While optimism is nice, it seems unlikely that communication providers are going to to voluntarily insert such a powerful eavesdropping capability into their encrypted services, if only because it’s risky. This presumably means that the UK government will have to compel them to do so. One possible means is to use Technical Capability Notices, which are part of the UK’s Investigatory Powers Act. Those notices mandate that a provider offer real-time decryption for sets of users ranging from 1-10,000 users, and moreover, that providers must design their systems to ensure this capability is available.
The last part is a bit of a problem.
Providers are already closing this loophole
The real problem with the GCHQ proposal is that it targets a weakness in messaging/calling systems that is well known to providers, and moreover, a weakness that providers have been working to close — perhaps because they’re worried that someone just like GCHQ (or much worse) might try to exploit it. GCHQ making this proposal virtually guarantees that those providers will move much, much faster.

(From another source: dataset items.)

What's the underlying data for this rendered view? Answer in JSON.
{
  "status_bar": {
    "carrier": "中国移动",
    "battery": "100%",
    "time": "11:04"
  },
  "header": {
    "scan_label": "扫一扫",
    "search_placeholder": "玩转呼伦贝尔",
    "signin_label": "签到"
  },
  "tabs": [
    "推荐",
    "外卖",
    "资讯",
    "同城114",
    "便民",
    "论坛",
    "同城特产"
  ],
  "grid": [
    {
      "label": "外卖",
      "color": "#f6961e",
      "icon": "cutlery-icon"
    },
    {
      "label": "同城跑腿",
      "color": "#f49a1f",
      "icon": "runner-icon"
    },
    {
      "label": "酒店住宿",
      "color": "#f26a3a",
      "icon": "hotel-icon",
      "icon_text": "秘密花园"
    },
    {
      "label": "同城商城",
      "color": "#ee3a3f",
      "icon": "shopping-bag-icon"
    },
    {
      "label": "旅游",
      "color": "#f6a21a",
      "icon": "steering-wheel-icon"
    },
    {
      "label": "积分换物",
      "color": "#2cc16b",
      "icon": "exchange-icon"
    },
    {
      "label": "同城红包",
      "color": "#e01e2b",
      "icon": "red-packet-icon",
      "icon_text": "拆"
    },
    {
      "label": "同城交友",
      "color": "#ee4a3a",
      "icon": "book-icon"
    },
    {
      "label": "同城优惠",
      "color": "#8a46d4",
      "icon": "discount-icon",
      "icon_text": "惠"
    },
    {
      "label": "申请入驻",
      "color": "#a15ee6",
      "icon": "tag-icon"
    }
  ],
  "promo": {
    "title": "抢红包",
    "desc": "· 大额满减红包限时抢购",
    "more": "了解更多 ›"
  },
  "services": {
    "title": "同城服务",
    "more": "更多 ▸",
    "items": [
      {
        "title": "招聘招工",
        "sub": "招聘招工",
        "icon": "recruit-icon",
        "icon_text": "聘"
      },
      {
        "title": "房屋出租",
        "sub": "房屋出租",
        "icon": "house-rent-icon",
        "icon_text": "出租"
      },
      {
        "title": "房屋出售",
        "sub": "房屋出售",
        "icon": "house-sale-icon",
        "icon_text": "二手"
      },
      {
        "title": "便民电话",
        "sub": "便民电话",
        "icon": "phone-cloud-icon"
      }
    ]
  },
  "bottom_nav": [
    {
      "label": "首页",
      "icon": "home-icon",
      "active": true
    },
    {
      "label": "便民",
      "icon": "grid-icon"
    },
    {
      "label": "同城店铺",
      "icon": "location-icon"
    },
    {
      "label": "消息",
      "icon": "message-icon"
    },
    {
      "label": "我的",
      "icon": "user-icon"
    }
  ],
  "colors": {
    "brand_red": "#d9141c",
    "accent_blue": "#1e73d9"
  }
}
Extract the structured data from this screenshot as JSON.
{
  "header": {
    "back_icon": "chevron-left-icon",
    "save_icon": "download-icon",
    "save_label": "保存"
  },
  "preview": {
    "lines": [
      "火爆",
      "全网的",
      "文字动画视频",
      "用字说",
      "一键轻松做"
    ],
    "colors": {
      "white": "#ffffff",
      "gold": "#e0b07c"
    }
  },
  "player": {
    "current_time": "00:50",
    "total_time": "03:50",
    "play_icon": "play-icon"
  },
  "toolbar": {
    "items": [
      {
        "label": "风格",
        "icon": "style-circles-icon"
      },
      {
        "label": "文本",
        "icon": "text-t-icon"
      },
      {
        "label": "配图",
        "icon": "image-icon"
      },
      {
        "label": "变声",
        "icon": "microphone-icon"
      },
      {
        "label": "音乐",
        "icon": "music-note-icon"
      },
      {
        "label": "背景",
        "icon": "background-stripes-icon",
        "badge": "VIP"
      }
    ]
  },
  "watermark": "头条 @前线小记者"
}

And they have quite a few options at their disposal. Over the past several years there have been several proposed designs that offer transparency to users regarding which keys they’re obtaining from a provider’s identity service. These systems operate by having the identity service commit to the keys that are associated with individual users, such that it’s very hard for the provider to change a user’s keys (or to add a device) without everyone noticing.
Similarly, advanced messengers like Signal have “submerged” the group chat management into the encrypted communications, so that the server cannot add new users without the approval of one of the participants. This design, if implemented in more popular service, would seem to kill the GCHQ proposal dead.
Of course, these solutions highlight the tricky nature of GCHQ’s proposal. Note that in order to take advantage of existing vulnerabilities, GCHQ is going to have to require that providers make changes to their system. But once you’ve opened the door to forcing providers to change their system, where do you stop? What stops the UK government from, say, taking things a step farther, and using the force of law to compel providers not to harden their systems against attacks?
Which brings me to my real problem with the GCHQ proposal. As far as I can see, there are two likely outcomes. In the first, providers harden their system and kill off the vulnerabilities that make GCHQ’s proposal viable. The more interest that governments express towards the proposal, the faster this will happen. In the second outcome, the UK government (and perhaps other governments) force the providers not to lock them out. This second outcome is what I worry about.
More specifically, today’s systems may include existing flaws that are easy to exploit. But once law enforcement begins to rely on those exploits, the systems can never change. The agencies are going to rely on those flaws, possibly forever. Over time what seems like a “modest proposal” could lead us to world where GCHQ becomes the ultimate architect of Apple and Facebook’s communication systems.
This is not a good outcome, and it’s one that will likely slow down progress for years to come.